Tag Archives: mental health

FIVE MONTHS UNTIL CHRISTMAS

Deadlines can be disastrous.  August 2 for Congress.  September 1 for School.  December 25 for Naughty or Nice!  No matter what project is at hand, any deadline can be gracefully accomplished, or utter disaster.

I wish this post could be about the Great Debt Ceiling Feud of 2011.  I have plenty to say about that little shootin’ match going on in Washington this week.  But that’s for other blogs.  No, my own personal deadline has been on my mind lately.  You see, I promised myself that I would finish my book this summer.  And I’ve cobbled together all the bits I’ve written on my current WIP into a “master file” document.  It currently stands at 42,000 really messy words.  Am I pleased?  No!

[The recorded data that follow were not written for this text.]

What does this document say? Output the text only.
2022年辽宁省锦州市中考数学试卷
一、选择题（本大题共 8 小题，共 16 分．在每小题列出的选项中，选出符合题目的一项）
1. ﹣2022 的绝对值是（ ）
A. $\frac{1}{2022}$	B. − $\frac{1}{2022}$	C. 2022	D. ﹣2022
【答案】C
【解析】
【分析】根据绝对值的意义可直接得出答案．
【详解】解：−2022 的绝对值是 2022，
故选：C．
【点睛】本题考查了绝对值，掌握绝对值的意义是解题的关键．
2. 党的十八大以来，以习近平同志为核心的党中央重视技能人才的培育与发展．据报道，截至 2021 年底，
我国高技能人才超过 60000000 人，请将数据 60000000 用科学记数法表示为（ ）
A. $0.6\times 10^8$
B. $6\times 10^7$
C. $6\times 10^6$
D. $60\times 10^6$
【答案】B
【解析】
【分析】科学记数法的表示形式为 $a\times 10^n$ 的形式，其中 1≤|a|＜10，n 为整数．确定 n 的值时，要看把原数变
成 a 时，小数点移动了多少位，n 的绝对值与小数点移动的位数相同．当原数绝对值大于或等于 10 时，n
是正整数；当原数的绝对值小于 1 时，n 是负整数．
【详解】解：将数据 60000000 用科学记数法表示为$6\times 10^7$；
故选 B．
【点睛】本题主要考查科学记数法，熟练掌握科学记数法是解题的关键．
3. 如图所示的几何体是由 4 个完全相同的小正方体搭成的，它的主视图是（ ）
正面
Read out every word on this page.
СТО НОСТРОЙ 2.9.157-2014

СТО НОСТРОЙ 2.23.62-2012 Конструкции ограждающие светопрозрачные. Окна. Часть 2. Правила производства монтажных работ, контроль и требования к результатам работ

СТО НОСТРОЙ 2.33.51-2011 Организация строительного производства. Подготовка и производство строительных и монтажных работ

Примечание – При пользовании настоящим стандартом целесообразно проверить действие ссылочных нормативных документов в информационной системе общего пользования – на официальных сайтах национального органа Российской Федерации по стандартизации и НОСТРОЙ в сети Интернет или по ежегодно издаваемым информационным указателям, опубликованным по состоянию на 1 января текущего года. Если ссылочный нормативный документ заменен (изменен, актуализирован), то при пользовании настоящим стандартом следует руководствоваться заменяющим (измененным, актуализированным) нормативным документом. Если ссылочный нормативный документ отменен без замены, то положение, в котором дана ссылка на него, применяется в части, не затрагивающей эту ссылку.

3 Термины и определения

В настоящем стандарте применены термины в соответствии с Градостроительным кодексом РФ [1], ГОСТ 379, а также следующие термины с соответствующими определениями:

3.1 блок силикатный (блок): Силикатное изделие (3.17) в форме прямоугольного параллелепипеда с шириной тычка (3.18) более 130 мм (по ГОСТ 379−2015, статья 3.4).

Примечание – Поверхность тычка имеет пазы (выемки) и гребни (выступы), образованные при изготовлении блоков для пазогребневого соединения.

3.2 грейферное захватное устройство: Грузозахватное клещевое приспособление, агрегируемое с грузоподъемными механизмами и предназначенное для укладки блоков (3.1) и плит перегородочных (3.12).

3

I’m terrified.  And my writing has slowed even more than usual (and I’m not a high-output writer in the first place).  My personal deadline when school let out was to have a 90,000 word rough draft by September 1.  Realization: ain’t gonna happen.  Maybe I should run for Congress!  Wait, I’ve already said that’s a topic for other blogs..  So, I have to accept where I am (not good at that) and reframe my ambition (definitely not good at that!) or abandon the effort altogether (never).

But, as I fussed about this last night, I commented – “I remember when I first started writing full time, I started the day by ‘going to work.’  I wrote from nine until twelve every day.  Then I had lunch, and the afternoon was for the home-improvement projects in the house.”  And that realization, that long-buried memory, was very freeing. I’d had the discipline to write, and I’d been successful at completing a book and seeing it in print.

So today is calmer.  Once I post this, I’ll set a time limit for how long I’ll be at the keyboard today, working on my book.  Once that’s over, I won’t go back.  I won’t dwell.  I’ll certainly think about my writing.  I might scribble some notes.  But I will NOT obsess about that deadline.  It’s history.  I’m not going to make myself sick over it.

So – do you obsess over deadlines?  How do you handle the stress of these demons?  Avoid?  Negotiate?  Reframe?  Or embrace?

And remember:  Christmas is just 5 months away.  Start those shopping lists now!  Every minute counts.